The outbound purchase order (P. O.) is an XML document that participates in an end-to-end business process as follows:

  1. An application, for example, Oracle E-Business Suite, initiates the P. O. process. The P. O. document uses the application-generated XML.

  2. Oracle Mediator receives the P. O. from Oracle E-Business Suite. The P. O. is translated to canonical XML through XSLT Mapper, and is validated by using the schema obtained when the composite application was validated. Oracle Mediator routes the message to Oracle BPEL Process Manager.

  3. Oracle BPEL Process Manager receives the P. O. from Oracle Mediator. Business processes such as human workflow, business rules, and error handling can apply before Oracle BPEL Process Manager sends the P. O. back to Oracle Mediator.

  4. Oracle Mediator receives the P. O. from Oracle BPEL Process Manager.
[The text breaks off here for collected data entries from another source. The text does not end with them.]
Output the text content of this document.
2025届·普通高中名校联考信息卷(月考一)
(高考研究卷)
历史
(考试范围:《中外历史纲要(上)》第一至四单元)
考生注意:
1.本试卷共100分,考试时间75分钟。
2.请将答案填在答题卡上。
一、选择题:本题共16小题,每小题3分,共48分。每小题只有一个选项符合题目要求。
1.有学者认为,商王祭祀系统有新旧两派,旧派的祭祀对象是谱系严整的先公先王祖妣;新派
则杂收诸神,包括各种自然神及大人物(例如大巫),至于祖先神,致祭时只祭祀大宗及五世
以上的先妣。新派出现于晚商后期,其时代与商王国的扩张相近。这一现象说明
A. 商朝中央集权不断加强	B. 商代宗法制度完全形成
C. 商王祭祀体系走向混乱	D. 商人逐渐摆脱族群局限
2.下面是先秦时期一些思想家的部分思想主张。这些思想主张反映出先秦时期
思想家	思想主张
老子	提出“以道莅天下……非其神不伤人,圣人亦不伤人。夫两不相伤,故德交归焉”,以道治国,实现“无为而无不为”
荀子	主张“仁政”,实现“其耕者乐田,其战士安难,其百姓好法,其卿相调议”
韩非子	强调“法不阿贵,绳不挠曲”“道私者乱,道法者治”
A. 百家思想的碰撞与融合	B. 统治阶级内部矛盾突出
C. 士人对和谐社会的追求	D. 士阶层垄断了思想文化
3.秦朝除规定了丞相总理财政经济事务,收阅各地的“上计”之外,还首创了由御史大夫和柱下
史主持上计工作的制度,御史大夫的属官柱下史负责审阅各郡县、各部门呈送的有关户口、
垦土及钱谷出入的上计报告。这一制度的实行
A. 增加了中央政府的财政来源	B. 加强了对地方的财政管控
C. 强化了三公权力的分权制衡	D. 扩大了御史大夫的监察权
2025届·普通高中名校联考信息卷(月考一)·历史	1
The P. O. is transformed from canonical XML to the target XML through XSLT Mapper and then routed to Oracle B2B.

  5. Oracle B2B receives the P. O. from Mediator, translates the P. O. to EDI native format, for example, and manages the interaction with the trading partner.

  6. Oracle Business Activity Monitoring (BAM) monitors the end-to-end process.

See Using Oracle B2B in the Oracle JDeveloper Environment for information about how to include a B2B binding component in a SOA composite application.

1.7 Administering Oracle B2B in the Oracle Fusion Middleware Environment

Several components provide monitoring, configuration, and performance tuning capabilities for Oracle B2B.

Within the Oracle B2B interface, use the following for monitoring and configuration:

1.8 Accessibility Options

This section describes the accessibility options available with Oracle B2B.

1.8.1 Enabling Accessibility Features in Oracle B2B

Oracle B2B provides the screen reader option, which enables your screen reader to access and read all components of the application.

To enable the screen reader:

  1. Click the Enable screen reader mode link in the top right corner.
  2. The following confirmation message appears: This will enable screen reader mode for the current session. Do you want to continue?
  3. Click Yes to confirm.

Note:

Where the calendar appears in the user interface, it is not available in Screen Reader mode.